Donald Harkness

Personal information
- Full name: Donald Peter Harkness
- Born: 13 February 1931 Sydney, Australia
- Died: 2 September 2021 (aged 90) Wauchope, New South Wales, Australia
- Batting: Left-handed
- Bowling: Right-arm medium-fast

Domestic team information
- 1954: Worcestershire

Career statistics
| Competition | FC |
| Matches | 13 |
| Runs scored | 488 |
| Batting average | 25.68 |
| 100s/50s | 1/1 |
| Top score | 163 |
| Balls bowled | 420 |
| Wickets | 6 |
| Bowling average | 45.66 |
| 5 wickets in innings | 0 |
| 10 wickets in match | 0 |
| Best bowling | 3–29 |
| Catches/stumpings | 9/0 |
- Source: CricketArchive, 3 October 2008

= Donald Harkness =

English cricketer (1931–2021)

Donald Peter Harkness (13 February 1931 – 2 September 2021) was an Australian first-class cricketer who played in thirteen matches for Worcestershire in 1954.
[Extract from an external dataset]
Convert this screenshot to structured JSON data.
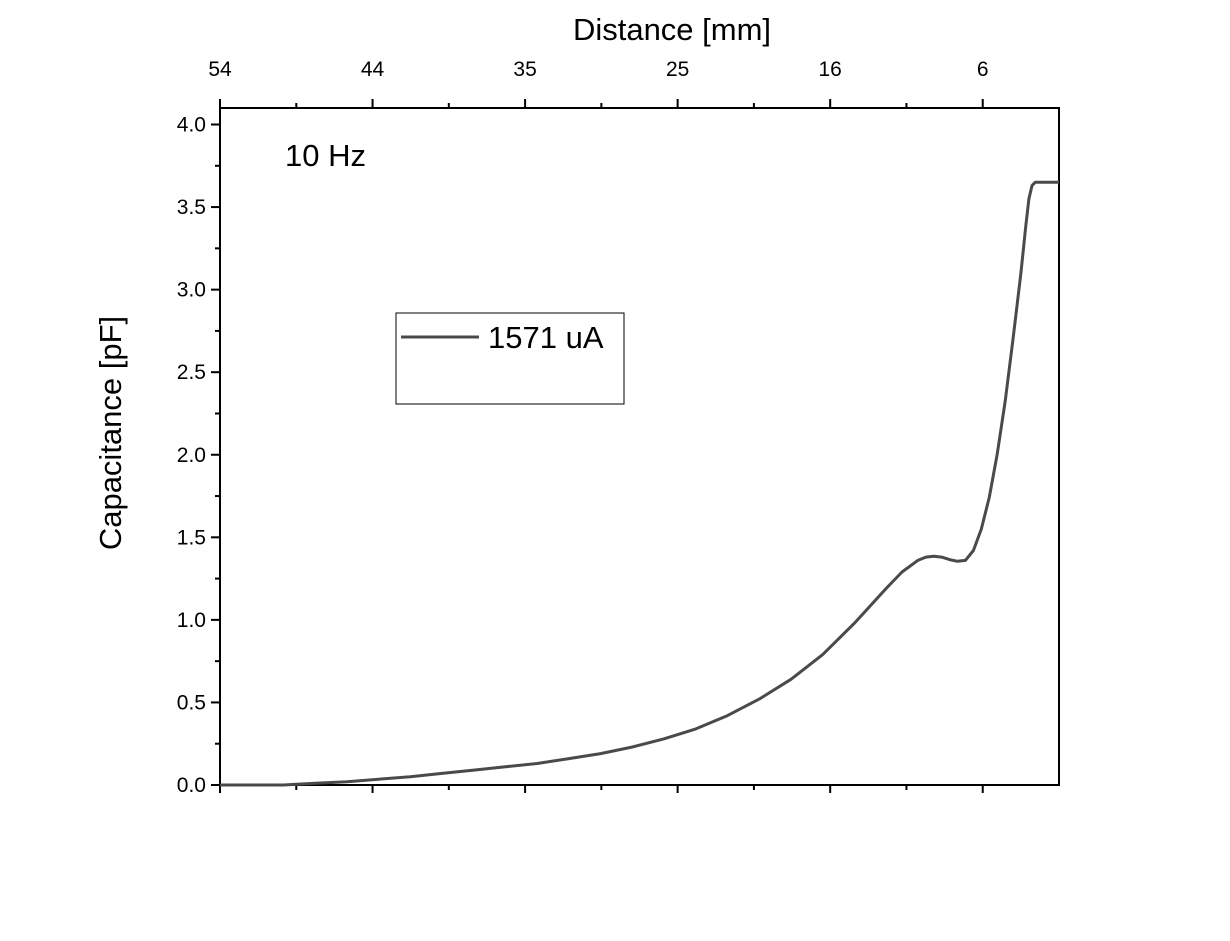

The highlight of Harkness' short first-class career came against Cambridge University in late June 1954, when he hit 163 in two and three-quarter hours, by a long way his highest score in first-class cricket. Worcestershire nevertheless lost the match. He also played Birmingham League cricket for Kidderminster.
In Sydney senior cricket in the 1950s and 1960s, Harkness scored 1612 runs and claimed 168 wickets in First Grade with Gordon, St George and Sutherland.

Harkness and his wife Eleanor, who predeceased him, had two daughters. He died in September 2021, aged 90.